Running a Job on Europa but Job never Finishes

Hi, When I was looking at a records of many jobs (~100-200) I submitted on Europa I noticed a few jobs for unknown reason timed out when I was expecting them to be finished within the time I allotted. Now I don’t know if those jobs timed out because of a problem in the code I choose to compile on Europa or if the computational node on Europa had some problems in mounting scratch systems.
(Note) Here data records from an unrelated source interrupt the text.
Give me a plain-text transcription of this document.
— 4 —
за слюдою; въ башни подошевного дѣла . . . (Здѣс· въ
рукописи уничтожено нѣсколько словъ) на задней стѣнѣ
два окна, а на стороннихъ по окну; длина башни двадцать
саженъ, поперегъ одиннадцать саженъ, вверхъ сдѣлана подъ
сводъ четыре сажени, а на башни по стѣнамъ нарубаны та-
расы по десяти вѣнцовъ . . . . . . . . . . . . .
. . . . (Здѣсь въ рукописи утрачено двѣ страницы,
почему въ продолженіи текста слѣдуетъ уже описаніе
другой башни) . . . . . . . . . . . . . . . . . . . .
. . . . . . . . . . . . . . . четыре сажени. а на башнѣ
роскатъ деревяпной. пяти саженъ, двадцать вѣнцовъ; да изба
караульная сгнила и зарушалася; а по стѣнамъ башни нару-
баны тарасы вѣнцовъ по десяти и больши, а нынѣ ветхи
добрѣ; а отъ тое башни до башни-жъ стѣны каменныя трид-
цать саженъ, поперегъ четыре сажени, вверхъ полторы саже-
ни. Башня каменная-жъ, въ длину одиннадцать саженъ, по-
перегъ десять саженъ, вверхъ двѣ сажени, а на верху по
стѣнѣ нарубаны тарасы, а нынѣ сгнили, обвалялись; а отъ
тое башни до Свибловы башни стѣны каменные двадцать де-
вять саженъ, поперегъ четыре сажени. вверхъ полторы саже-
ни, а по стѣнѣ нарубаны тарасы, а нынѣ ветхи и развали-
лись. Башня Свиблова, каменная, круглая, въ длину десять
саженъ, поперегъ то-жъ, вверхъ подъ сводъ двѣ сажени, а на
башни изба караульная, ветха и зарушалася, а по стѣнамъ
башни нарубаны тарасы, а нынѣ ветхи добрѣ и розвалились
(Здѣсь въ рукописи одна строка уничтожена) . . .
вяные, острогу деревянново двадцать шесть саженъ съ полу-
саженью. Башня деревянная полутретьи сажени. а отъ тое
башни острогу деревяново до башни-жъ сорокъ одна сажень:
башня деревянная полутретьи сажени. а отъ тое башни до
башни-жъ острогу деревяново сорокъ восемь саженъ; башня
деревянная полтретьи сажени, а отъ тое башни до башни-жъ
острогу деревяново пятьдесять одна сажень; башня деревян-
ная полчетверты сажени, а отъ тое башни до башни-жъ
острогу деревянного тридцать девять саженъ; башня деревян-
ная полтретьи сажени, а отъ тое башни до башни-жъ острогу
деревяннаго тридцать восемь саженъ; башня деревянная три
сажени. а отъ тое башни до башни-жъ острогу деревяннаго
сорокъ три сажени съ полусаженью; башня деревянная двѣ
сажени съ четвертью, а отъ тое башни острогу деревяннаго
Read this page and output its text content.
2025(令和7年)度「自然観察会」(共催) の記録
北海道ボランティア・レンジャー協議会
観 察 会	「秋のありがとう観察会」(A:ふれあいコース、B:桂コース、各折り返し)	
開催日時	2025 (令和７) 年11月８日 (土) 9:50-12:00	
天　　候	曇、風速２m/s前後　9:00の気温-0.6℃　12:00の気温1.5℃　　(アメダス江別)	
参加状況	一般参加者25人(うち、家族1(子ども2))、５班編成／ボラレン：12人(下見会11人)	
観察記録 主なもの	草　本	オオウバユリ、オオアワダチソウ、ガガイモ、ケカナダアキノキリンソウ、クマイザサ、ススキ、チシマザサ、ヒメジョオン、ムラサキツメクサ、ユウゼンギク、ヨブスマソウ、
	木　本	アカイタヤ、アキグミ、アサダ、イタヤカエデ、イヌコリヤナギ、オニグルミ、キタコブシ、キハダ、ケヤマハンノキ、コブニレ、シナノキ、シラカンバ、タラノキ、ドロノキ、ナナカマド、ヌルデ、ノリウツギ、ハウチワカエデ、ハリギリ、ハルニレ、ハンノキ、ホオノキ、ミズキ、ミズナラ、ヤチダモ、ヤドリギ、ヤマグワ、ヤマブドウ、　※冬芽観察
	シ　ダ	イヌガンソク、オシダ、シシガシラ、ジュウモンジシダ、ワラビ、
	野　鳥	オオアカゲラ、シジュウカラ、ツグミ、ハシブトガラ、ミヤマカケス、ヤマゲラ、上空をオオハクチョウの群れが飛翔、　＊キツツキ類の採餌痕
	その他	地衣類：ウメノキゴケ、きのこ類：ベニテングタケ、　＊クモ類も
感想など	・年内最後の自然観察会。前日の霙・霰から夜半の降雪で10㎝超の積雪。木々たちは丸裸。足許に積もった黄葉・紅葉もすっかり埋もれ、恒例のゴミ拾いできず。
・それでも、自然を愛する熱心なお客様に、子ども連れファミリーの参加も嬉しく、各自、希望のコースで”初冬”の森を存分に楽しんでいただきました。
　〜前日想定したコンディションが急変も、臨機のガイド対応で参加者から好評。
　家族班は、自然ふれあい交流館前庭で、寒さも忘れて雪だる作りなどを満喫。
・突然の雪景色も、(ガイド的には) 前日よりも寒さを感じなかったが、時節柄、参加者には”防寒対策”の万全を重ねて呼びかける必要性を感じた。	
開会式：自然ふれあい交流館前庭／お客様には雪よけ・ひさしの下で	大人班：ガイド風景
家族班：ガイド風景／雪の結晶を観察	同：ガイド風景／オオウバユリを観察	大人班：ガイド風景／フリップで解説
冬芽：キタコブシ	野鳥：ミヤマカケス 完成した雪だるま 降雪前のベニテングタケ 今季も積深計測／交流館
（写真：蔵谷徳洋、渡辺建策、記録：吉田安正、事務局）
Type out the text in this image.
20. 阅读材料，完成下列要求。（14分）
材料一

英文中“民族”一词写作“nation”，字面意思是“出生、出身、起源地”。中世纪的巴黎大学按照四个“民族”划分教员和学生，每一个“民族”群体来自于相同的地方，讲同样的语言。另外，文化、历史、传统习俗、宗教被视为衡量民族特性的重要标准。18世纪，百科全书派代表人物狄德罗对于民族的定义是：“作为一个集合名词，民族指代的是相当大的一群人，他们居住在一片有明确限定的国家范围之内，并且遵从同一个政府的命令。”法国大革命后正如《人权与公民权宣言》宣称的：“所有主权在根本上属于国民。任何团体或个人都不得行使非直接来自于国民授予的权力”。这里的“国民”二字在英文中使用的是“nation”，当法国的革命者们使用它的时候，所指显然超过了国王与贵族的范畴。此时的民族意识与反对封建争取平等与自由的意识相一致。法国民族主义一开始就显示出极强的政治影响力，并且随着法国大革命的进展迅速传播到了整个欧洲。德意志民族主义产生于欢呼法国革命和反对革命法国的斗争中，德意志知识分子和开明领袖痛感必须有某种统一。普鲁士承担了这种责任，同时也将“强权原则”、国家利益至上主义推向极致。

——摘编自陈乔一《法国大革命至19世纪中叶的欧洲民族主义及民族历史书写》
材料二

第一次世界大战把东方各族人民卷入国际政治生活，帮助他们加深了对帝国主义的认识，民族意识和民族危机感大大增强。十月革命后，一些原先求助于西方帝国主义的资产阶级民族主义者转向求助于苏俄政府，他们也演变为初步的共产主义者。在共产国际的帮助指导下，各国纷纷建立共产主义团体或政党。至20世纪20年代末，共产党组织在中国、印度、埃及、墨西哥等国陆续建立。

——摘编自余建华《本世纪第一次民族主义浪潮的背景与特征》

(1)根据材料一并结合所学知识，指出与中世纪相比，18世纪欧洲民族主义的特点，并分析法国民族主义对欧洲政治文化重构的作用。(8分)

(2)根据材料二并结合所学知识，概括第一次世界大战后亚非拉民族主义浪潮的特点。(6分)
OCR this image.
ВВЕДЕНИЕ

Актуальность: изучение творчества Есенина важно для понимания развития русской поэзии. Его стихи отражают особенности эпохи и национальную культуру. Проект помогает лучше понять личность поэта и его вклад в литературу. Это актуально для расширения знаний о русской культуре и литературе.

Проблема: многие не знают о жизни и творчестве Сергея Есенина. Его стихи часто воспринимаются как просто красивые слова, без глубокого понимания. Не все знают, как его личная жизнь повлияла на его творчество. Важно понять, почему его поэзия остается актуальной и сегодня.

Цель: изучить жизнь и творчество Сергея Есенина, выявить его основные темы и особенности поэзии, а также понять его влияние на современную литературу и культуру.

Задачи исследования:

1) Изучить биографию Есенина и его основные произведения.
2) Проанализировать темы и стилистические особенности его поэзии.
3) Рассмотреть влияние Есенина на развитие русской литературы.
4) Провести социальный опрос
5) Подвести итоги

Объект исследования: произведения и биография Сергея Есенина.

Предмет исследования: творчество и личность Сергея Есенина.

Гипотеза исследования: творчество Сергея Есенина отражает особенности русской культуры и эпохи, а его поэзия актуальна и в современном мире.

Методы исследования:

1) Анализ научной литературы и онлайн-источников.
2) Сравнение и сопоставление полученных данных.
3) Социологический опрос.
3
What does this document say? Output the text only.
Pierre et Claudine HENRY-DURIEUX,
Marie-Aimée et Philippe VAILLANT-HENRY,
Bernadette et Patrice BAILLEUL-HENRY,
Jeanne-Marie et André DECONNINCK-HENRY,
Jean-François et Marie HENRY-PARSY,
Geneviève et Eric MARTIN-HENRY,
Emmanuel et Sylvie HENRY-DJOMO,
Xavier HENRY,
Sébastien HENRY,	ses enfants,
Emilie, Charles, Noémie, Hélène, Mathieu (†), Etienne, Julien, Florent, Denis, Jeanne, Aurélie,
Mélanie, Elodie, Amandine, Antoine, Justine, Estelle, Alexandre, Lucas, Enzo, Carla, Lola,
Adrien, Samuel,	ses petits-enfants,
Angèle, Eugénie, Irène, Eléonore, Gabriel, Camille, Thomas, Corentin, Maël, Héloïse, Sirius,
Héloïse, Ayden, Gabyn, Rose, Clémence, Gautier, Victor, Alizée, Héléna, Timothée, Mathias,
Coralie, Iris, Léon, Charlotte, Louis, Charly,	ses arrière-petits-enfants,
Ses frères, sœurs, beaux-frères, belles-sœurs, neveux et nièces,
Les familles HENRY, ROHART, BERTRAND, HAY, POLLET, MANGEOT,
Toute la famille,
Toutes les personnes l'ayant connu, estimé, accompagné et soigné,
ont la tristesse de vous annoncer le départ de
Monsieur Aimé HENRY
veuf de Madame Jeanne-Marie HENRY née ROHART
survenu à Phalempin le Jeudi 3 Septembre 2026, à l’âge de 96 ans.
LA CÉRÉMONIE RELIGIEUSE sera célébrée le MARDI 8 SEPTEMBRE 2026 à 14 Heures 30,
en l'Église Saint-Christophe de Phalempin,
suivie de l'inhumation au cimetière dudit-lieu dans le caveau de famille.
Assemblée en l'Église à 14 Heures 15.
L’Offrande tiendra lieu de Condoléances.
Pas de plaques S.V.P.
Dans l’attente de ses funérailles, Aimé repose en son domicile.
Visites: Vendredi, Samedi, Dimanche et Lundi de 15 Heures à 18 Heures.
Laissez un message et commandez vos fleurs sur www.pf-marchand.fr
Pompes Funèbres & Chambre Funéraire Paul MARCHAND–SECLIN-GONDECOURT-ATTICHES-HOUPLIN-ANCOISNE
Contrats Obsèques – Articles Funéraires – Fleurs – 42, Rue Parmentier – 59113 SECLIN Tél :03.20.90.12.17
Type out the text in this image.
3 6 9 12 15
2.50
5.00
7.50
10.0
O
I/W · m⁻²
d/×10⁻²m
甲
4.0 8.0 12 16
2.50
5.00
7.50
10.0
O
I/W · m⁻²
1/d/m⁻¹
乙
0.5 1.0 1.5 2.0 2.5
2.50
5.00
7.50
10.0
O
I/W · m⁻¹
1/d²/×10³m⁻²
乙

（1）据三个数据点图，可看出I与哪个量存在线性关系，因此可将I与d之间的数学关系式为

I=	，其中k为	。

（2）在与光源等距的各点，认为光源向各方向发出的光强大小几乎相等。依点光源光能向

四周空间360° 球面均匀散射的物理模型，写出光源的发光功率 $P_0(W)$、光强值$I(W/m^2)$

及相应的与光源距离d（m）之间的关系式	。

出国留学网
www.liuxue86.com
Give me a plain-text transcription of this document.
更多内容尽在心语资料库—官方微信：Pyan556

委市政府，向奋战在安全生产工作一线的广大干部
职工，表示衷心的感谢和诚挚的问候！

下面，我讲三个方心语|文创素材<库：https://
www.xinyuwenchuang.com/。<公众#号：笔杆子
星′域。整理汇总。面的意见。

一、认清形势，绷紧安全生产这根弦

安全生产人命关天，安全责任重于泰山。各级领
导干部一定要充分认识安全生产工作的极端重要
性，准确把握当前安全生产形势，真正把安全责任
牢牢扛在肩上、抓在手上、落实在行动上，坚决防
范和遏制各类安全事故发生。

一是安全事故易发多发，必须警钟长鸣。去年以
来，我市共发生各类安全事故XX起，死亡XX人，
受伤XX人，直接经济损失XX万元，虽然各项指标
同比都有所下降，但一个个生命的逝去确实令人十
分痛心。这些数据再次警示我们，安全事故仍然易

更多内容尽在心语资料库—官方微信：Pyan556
Luckily I managed to recover the job number and the computational node name for a single example of a job never finishing.

Job number: 102214
Node Name: compute-1-10-36

Here is the general .err and .out files I have for that node

The .err file:

using /tmp/launcher.102214.hostlist.WOEddYdH to get hosts
starting job on compute-1-10-36
slurmstepd: error: *** JOB 102214 ON compute-1-10-36 CANCELLED AT 2021-08-07T06:34:01 DUE TO TIME LIMIT ***
%%%%%%%%%%%%%%%%%%%%%%%%%%%% END OF ERR FILE
The .out file:

Launcher: Setup complete.

------------- SUMMARY ---------------
Number of hosts: 1
Working directory: /scratch/aak152030/kmc_sets/Set17/Set_e
Processes per host: 16
Total processes: 16
Total jobs: 16
Scheduling method: interleaved


Launcher: Starting parallel tasks…
Launcher: Task 2 running job 3 on compute-1-10-36 (cd G1/run1_Aw50/Bias_0.700_V/output/; python3 executor3-2.py; cd …/…/…/…/)
Launcher: Task 0 running job 1 on compute-1-10-36 (cd G1/run1_Aw50/Bias_0.633_V/output/; python3 executor3-2.py; cd …/…/…/…/)
Launcher: Task 13 running job 14 on compute-1-10-36 (cd G1/run2_Aw100/Bias_-0.067_V/output/; python3 executor3-2.py; cd …/…/…/…/)
Launcher: Task 15 running job 16 on compute-1-10-36 (cd G1/run2_Aw100/Bias_0.000_V/output/; python3 executor3-2.py; cd …/…/…/…/)
Launcher: Task 3 running job 4 on compute-1-10-36 (cd G1/run1_Aw50/Bias_0.733_V/output/; python3 executor3-2.py; cd …/…/…/…/)
Launcher: Task 9 running job 10 on compute-1-10-36 (cd G1/run1_Aw50/Bias_0.933_V/output/; python3 executor3-2.py; cd …/…/…/…/)
Launcher: Task 10 running job 11 on compute-1-10-36 (cd G1/run1_Aw50/Bias_0.967_V/output/; python3 executor3-2.py; cd …/…/…/…/)
Launcher: Task 7 running job 8 on compute-1-10-36 (cd G1/run1_Aw50/Bias_0.867_V/output/; python3 executor3-2.py; cd …/…/…/…/)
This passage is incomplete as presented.